Study: Internet safer for kids than many think


More people have been arrested in recent years for sexually soliciting youths online, but the sharp increase comes from better enforcement, and the internet remains a relatively safe social environment, researchers said in a new study.

In a report released March 31, the researchers saw a nearly fivefold jump in arrests for soliciting undercover investigators who posed as juveniles–to 3,100 in 2006, up from 644 in 2000, the last time the study was conducted.

By contrast, arrests for solicitations of actual children increased only 21 percent–to about 615 in 2006, up from an estimated 508 in 2000–during a period in which internet usage also grew sharply.

The disparity indicates that the rise in arrests largely results from tighter enforcement rather than from an increase in the number of offenders, said David Finkelhor, director of the University of New Hampshire’s Crimes Against Children Research Center, which conducted the study.
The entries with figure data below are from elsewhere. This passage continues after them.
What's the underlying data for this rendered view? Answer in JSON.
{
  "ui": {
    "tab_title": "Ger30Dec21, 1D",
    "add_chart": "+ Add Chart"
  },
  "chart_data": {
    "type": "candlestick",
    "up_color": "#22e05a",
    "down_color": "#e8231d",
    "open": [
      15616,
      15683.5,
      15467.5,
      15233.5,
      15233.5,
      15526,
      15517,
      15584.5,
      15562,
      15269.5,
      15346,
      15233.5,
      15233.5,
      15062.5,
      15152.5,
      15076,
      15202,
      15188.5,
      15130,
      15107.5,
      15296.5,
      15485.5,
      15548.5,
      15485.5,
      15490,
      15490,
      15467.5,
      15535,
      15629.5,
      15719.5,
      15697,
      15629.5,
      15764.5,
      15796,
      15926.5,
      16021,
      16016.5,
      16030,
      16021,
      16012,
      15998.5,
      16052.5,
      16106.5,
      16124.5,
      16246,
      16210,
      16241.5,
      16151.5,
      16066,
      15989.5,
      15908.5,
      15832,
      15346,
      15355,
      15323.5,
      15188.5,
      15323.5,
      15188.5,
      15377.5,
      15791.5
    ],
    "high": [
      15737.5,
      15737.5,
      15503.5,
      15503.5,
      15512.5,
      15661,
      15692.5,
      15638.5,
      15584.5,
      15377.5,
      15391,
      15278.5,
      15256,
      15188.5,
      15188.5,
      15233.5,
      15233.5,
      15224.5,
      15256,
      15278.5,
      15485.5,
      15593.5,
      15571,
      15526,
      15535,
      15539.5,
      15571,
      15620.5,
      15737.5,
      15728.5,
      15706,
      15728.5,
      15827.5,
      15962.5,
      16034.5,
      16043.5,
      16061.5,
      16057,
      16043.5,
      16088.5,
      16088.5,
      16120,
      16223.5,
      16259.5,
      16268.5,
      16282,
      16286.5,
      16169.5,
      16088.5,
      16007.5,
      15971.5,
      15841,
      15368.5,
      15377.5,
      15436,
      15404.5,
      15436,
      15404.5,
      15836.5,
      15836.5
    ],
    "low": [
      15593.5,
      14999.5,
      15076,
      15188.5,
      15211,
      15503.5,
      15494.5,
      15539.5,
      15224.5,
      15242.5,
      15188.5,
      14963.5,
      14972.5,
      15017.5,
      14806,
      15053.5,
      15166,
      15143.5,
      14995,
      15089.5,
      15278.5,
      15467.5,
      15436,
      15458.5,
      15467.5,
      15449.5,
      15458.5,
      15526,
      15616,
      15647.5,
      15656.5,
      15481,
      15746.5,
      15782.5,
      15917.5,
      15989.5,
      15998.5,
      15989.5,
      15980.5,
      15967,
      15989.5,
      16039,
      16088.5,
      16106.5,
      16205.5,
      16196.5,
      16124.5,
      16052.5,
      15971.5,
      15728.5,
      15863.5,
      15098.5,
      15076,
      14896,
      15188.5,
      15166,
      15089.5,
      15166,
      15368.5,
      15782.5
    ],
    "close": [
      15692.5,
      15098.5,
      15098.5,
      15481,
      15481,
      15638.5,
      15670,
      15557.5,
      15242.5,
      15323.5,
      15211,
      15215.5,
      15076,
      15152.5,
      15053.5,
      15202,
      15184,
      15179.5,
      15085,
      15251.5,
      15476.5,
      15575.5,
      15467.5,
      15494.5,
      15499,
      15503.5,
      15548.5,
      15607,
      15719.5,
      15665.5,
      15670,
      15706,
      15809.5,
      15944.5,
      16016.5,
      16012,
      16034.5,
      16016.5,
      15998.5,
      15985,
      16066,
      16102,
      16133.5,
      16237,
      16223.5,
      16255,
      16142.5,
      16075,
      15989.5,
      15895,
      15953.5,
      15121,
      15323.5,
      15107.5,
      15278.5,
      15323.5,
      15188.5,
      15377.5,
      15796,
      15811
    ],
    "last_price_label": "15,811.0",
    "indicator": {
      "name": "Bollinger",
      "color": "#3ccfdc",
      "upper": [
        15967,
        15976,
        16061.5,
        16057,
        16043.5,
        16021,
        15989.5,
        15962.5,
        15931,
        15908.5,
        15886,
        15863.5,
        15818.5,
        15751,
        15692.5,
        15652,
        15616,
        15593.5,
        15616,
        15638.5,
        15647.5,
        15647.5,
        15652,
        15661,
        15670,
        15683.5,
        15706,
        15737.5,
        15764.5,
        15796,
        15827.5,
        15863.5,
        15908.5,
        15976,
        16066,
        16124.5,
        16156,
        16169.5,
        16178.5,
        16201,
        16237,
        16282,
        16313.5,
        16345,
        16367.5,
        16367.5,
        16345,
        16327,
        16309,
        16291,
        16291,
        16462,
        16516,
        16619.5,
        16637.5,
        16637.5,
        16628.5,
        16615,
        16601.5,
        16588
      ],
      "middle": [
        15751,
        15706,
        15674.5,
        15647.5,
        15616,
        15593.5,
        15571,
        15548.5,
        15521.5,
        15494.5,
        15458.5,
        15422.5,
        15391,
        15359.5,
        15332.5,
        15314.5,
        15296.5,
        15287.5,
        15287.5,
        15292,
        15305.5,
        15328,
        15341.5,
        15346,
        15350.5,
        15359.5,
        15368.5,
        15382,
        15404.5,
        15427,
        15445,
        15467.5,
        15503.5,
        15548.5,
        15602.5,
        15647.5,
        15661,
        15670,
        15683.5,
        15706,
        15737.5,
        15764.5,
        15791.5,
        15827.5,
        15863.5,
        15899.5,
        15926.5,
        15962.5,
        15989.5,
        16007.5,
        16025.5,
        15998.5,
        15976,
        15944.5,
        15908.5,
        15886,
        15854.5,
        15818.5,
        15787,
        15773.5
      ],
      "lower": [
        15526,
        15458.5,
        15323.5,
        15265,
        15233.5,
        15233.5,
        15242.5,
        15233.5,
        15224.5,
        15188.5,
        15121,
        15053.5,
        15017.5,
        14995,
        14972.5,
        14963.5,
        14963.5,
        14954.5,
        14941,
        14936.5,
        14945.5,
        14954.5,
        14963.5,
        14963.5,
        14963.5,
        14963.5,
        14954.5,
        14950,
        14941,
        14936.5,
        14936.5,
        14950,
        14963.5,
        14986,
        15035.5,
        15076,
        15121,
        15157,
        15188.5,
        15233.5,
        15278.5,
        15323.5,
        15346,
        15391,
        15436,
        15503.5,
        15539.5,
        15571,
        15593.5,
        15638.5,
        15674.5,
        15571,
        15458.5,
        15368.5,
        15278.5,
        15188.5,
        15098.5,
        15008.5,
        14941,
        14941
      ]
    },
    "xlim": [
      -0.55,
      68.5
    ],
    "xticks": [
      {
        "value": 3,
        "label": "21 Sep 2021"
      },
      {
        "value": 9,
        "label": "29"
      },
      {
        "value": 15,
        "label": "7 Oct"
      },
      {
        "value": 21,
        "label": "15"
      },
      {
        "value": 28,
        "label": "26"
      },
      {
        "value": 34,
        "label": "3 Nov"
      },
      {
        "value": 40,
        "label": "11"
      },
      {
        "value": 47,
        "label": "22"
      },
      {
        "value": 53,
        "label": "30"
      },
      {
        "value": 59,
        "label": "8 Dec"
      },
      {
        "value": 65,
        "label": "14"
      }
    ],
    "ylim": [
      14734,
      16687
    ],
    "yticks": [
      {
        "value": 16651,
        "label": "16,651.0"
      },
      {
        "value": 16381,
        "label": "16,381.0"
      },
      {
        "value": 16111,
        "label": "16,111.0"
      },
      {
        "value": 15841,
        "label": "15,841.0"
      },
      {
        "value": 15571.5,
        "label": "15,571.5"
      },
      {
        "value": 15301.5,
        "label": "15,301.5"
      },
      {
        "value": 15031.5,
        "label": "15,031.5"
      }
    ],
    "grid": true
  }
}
Otherwise, he said, the rate of growth for the two groups would be more similar.

Throughout the decade, the federal government helped fund Internet Crimes Against Children Task Forces across the country, while some states have updated their laws to address online solicitations.

The large increase in arrests shows that such efforts are working, said John Palfrey, an internet safety expert at Harvard University who was not involved in the study.

"The law enforcement community [members] should take pride in the fact that they are doing some things right," said Palfrey, who recently headed a task force charged with assessing technologies for protecting children from unwanted contact online.

The New Hampshire center’s data from 2000 have been widely cited in internet safety circles, but they predate the popularity of social networks such as News Corp.’s MySpace. In providing the update, the researchers are hoping to assuage fears that parents might have about their children spending time in such online hangouts.

Researchers did see solicitations shift from chat rooms, where children used to be propositioned most frequently, to online social networks, as young people spend more time there. But the researchers found no evidence that minors were being lured by predators based on the personal information they post. Rather, they said, youths often were actively seeking relationships with people they knew to be adults.

This conclusion largely matches that of other researchers and internet safety experts who have studied the issue. (See "Online safety: Dispelling common myths.")

The researchers also said the arrests of online predators in 2006 represent just 1 percent of all arrests for sex crimes against minors, which declined overall.

Both sets of arrest figures represent estimates from mail and telephone surveys with more than 2,500 law-enforcement agencies. The 2000 study was based on arrests from July 1, 2000, to June 30, 2001, while the 2006 data were for that calendar year.

A small number of individuals were arrested for both soliciting an undercover agent and a child; those cases were included only in the total for youths.